Tuesday, October 04, 2016

 

A Labor Worthy of Hercules

Collected Works of Erasmus, Vol. 33: Adages II i 1 to II vi 100, translated and annotated by R.A.B. Mynors (Toronto: University of Toronto Press, 1991), p. 10 (II i 1 Festina lente = Make haste slowly)
A labour indeed worthy of Hercules, fit for the spirit of a king, to give back to the world something so heavenly, when it was in a state of almost complete collapse; to trace out what lies hid, to dig up what is buried, to call back the dead, to repair what is mutilated, to correct what is corrupted in so many ways, especially by the fault of those common printers who reckon one pitiful gold coin in the way of profit worth more than the whole realm of letters. And another point: however loudly you may sing the praises of those men who by their valour protect or even extend the boundaries of their country, they are active at best in worldly things and constrained within narrow limits. But he who restores a literature in ruins (almost a harder task than to create one) is engaged on a thing sacred and immortal, and works for the benefit not of one province only but of all nations everywhere and of all succeeding ages.
In Latin:
Herculanum mehercule facinus ac regio quodam animo dignum, rem tam diuinam quasi funditus collapsam orbi restituere, latentia peruestigare, eruere retrusa, reuocare extincta, sarcire mutila, emendare tot modis deprauata, praecipue vulgarium istorum excusorum vitio, quibus vnius etiam aureoli lucellum antiquius est quam vel vniuersa res literaria.

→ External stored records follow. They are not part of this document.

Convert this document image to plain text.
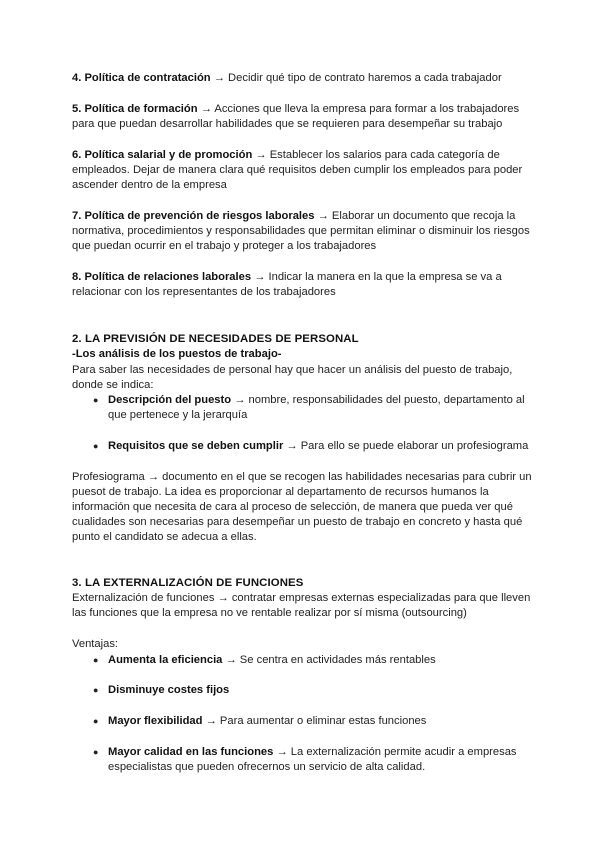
4. Política de contratación → Decidir qué tipo de contrato haremos a cada trabajador

5. Política de formación → Acciones que lleva la empresa para formar a los trabajadores para que puedan desarrollar habilidades que se requieren para desempeñar su trabajo

6. Política salarial y de promoción → Establecer los salarios para cada categoría de empleados. Dejar de manera clara qué requisitos deben cumplir los empleados para poder ascender dentro de la empresa

7. Política de prevención de riesgos laborales → Elaborar un documento que recoja la normativa, procedimientos y responsabilidades que permitan eliminar o disminuir los riesgos que puedan ocurrir en el trabajo y proteger a los trabajadores

8. Política de relaciones laborales → Indicar la manera en la que la empresa se va a relacionar con los representantes de los trabajadores

2. LA PREVISIÓN DE NECESIDADES DE PERSONAL
-Los análisis de los puestos de trabajo-

Para saber las necesidades de personal hay que hacer un análisis del puesto de trabajo, donde se indica:

● Descripción del puesto → nombre, responsabilidades del puesto, departamento al que pertenece y la jerarquía

● Requisitos que se deben cumplir → Para ello se puede elaborar un profesiograma

Profesiograma → documento en el que se recogen las habilidades necesarias para cubrir un puesot de trabajo. La idea es proporcionar al departamento de recursos humanos la información que necesita de cara al proceso de selección, de manera que pueda ver qué cualidades son necesarias para desempeñar un puesto de trabajo en concreto y hasta qué punto el candidato se adecua a ellas.

3. LA EXTERNALIZACIÓN DE FUNCIONES

Externalización de funciones → contratar empresas externas especializadas para que lleven las funciones que la empresa no ve rentable realizar por sí misma (outsourcing)

Ventajas:
● Aumenta la eficiencia → Se centra en actividades más rentables

● Disminuye costes fijos

● Mayor flexibilidad → Para aumentar o eliminar estas funciones

● Mayor calidad en las funciones → La externalización permite acudir a empresas especialistas que pueden ofrecernos un servicio de alta calidad.
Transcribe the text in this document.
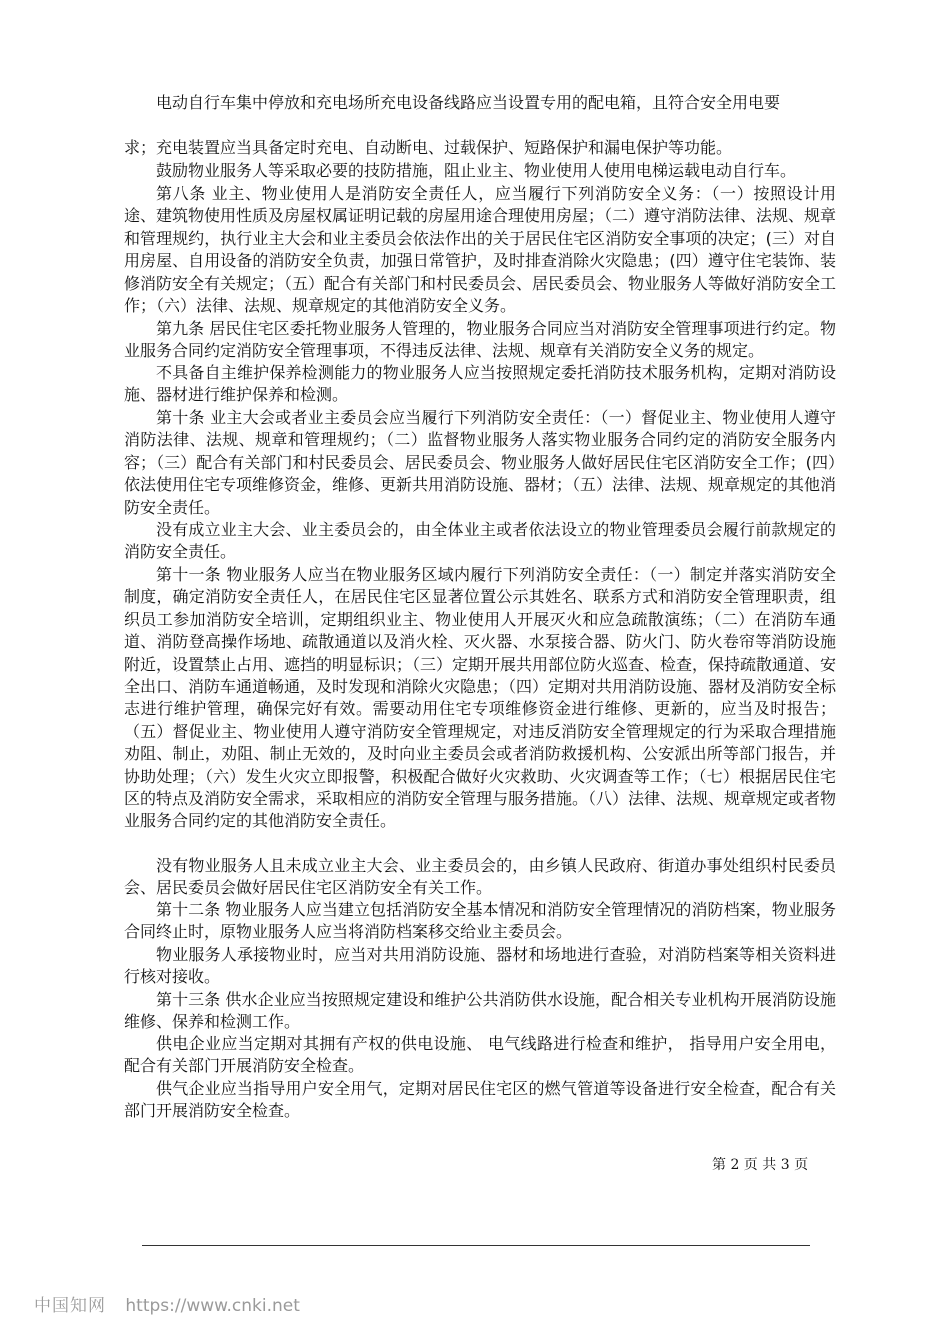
电动自行车集中停放和充电场所充电设备线路应当设置专用的配电箱，且符合安全用电要

求；充电装置应当具备定时充电、自动断电、过载保护、短路保护和漏电保护等功能。

鼓励物业服务人等采取必要的技防措施，阻止业主、物业使用人使用电梯运载电动自行车。

第八条 业主、物业使用人是消防安全责任人，应当履行下列消防安全义务：（一）按照设计用途、建筑物使用性质及房屋权属证明记载的房屋用途合理使用房屋；（二）遵守消防法律、法规、规章和管理规约，执行业主大会和业主委员会依法作出的关于居民住宅区消防安全事项的决定；(三）对自用房屋、自用设备的消防安全负责，加强日常管护，及时排查消除火灾隐患；(四）遵守住宅装饰、装修消防安全有关规定；（五）配合有关部门和村民委员会、居民委员会、物业服务人等做好消防安全工作；（六）法律、法规、规章规定的其他消防安全义务。

第九条 居民住宅区委托物业服务人管理的，物业服务合同应当对消防安全管理事项进行约定。物业服务合同约定消防安全管理事项，不得违反法律、法规、规章有关消防安全义务的规定。

不具备自主维护保养检测能力的物业服务人应当按照规定委托消防技术服务机构，定期对消防设施、器材进行维护保养和检测。

第十条 业主大会或者业主委员会应当履行下列消防安全责任：（一）督促业主、物业使用人遵守消防法律、法规、规章和管理规约；（二）监督物业服务人落实物业服务合同约定的消防安全服务内容；（三）配合有关部门和村民委员会、居民委员会、物业服务人做好居民住宅区消防安全工作；(四）依法使用住宅专项维修资金，维修、更新共用消防设施、器材；（五）法律、法规、规章规定的其他消防安全责任。

没有成立业主大会、业主委员会的，由全体业主或者依法设立的物业管理委员会履行前款规定的消防安全责任。

第十一条 物业服务人应当在物业服务区域内履行下列消防安全责任：（一）制定并落实消防安全制度，确定消防安全责任人，在居民住宅区显著位置公示其姓名、联系方式和消防安全管理职责，组织员工参加消防安全培训，定期组织业主、物业使用人开展灭火和应急疏散演练；（二）在消防车通道、消防登高操作场地、疏散通道以及消火栓、灭火器、水泵接合器、防火门、防火卷帘等消防设施附近，设置禁止占用、遮挡的明显标识；（三）定期开展共用部位防火巡查、检查，保持疏散通道、安全出口、消防车通道畅通，及时发现和消除火灾隐患；（四）定期对共用消防设施、器材及消防安全标志进行维护管理，确保完好有效。需要动用住宅专项维修资金进行维修、更新的，应当及时报告；（五）督促业主、物业使用人遵守消防安全管理规定，对违反消防安全管理规定的行为采取合理措施劝阻、制止，劝阻、制止无效的，及时向业主委员会或者消防救援机构、公安派出所等部门报告，并协助处理；（六）发生火灾立即报警，积极配合做好火灾救助、火灾调查等工作；（七）根据居民住宅区的特点及消防安全需求，采取相应的消防安全管理与服务措施。（八）法律、法规、规章规定或者物业服务合同约定的其他消防安全责任。

没有物业服务人且未成立业主大会、业主委员会的，由乡镇人民政府、街道办事处组织村民委员会、居民委员会做好居民住宅区消防安全有关工作。

第十二条 物业服务人应当建立包括消防安全基本情况和消防安全管理情况的消防档案，物业服务合同终止时，原物业服务人应当将消防档案移交给业主委员会。

物业服务人承接物业时，应当对共用消防设施、器材和场地进行查验，对消防档案等相关资料进行核对接收。

第十三条 供水企业应当按照规定建设和维护公共消防供水设施，配合相关专业机构开展消防设施维修、保养和检测工作。

供电企业应当定期对其拥有产权的供电设施、 电气线路进行检查和维护， 指导用户安全用电，配合有关部门开展消防安全检查。

供气企业应当指导用户安全用气，定期对居民住宅区的燃气管道等设备进行安全检查，配合有关部门开展消防安全检查。

第 2 页 共 3 页
中国知网 https://www.cnki.net
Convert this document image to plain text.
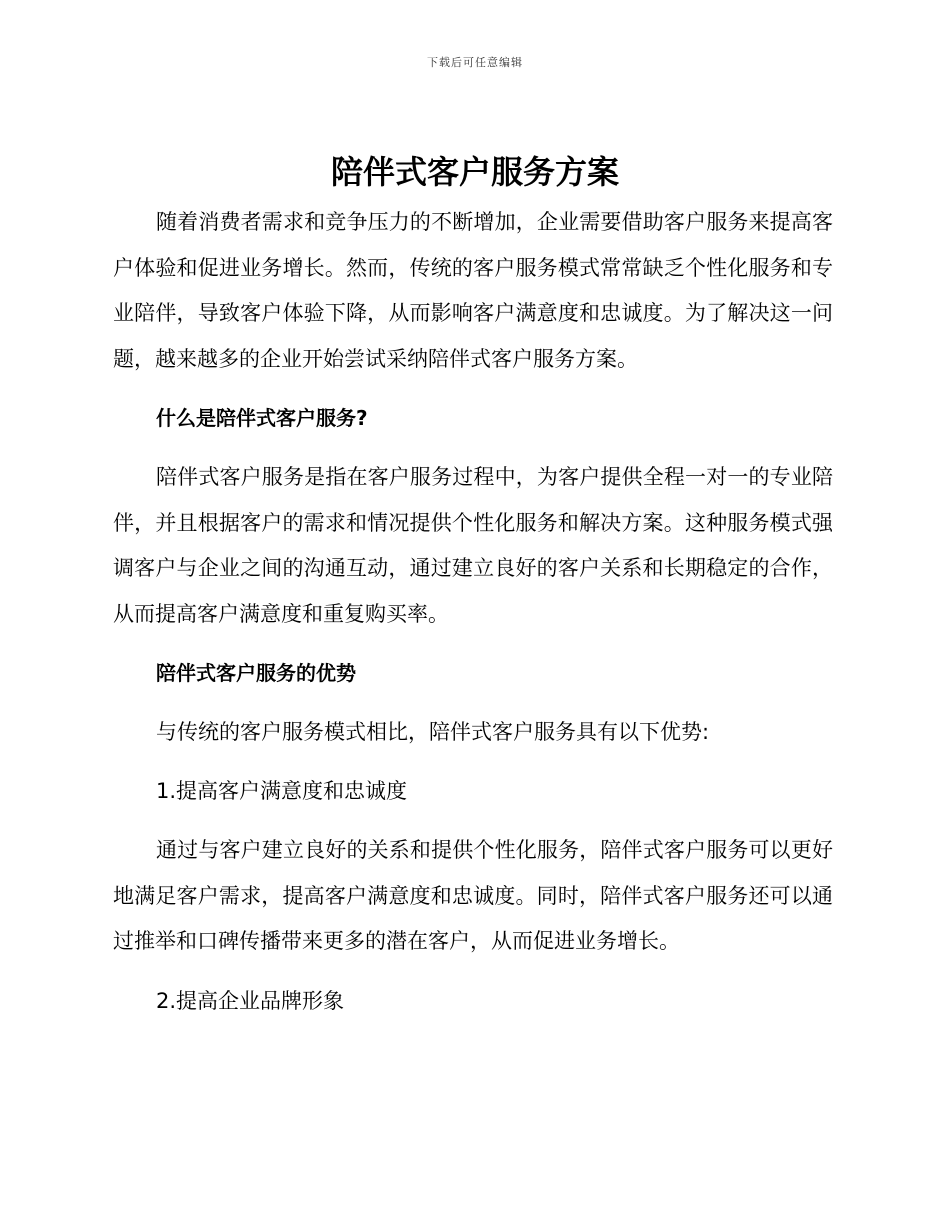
下载后可任意编辑
陪伴式客户服务方案

随着消费者需求和竞争压力的不断增加，企业需要借助客户服务来提高客户体验和促进业务增长。然而，传统的客户服务模式常常缺乏个性化服务和专业陪伴，导致客户体验下降，从而影响客户满意度和忠诚度。为了解决这一问题，越来越多的企业开始尝试采纳陪伴式客户服务方案。

什么是陪伴式客户服务?

陪伴式客户服务是指在客户服务过程中，为客户提供全程一对一的专业陪伴，并且根据客户的需求和情况提供个性化服务和解决方案。这种服务模式强调客户与企业之间的沟通互动，通过建立良好的客户关系和长期稳定的合作，从而提高客户满意度和重复购买率。

陪伴式客户服务的优势

与传统的客户服务模式相比，陪伴式客户服务具有以下优势:

1.提高客户满意度和忠诚度

通过与客户建立良好的关系和提供个性化服务，陪伴式客户服务可以更好地满足客户需求，提高客户满意度和忠诚度。同时，陪伴式客户服务还可以通过推举和口碑传播带来更多的潜在客户，从而促进业务增长。

2.提高企业品牌形象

Adde iis, quod quantumlibet exaggeres eorum laudem, qui respublicas sua virtute vel tuentur, vel etiam augent, in re certe prophana, tum angustis circumscripta spatiis versantur. At qui literas collapsas vindicat, nam id pene difficilius quam genuisse, primum rem sacram molitur et immortalem, tum non vnius alicuius prouinciae, sed omnium vbique gentium, omnium seculorum negocium agit.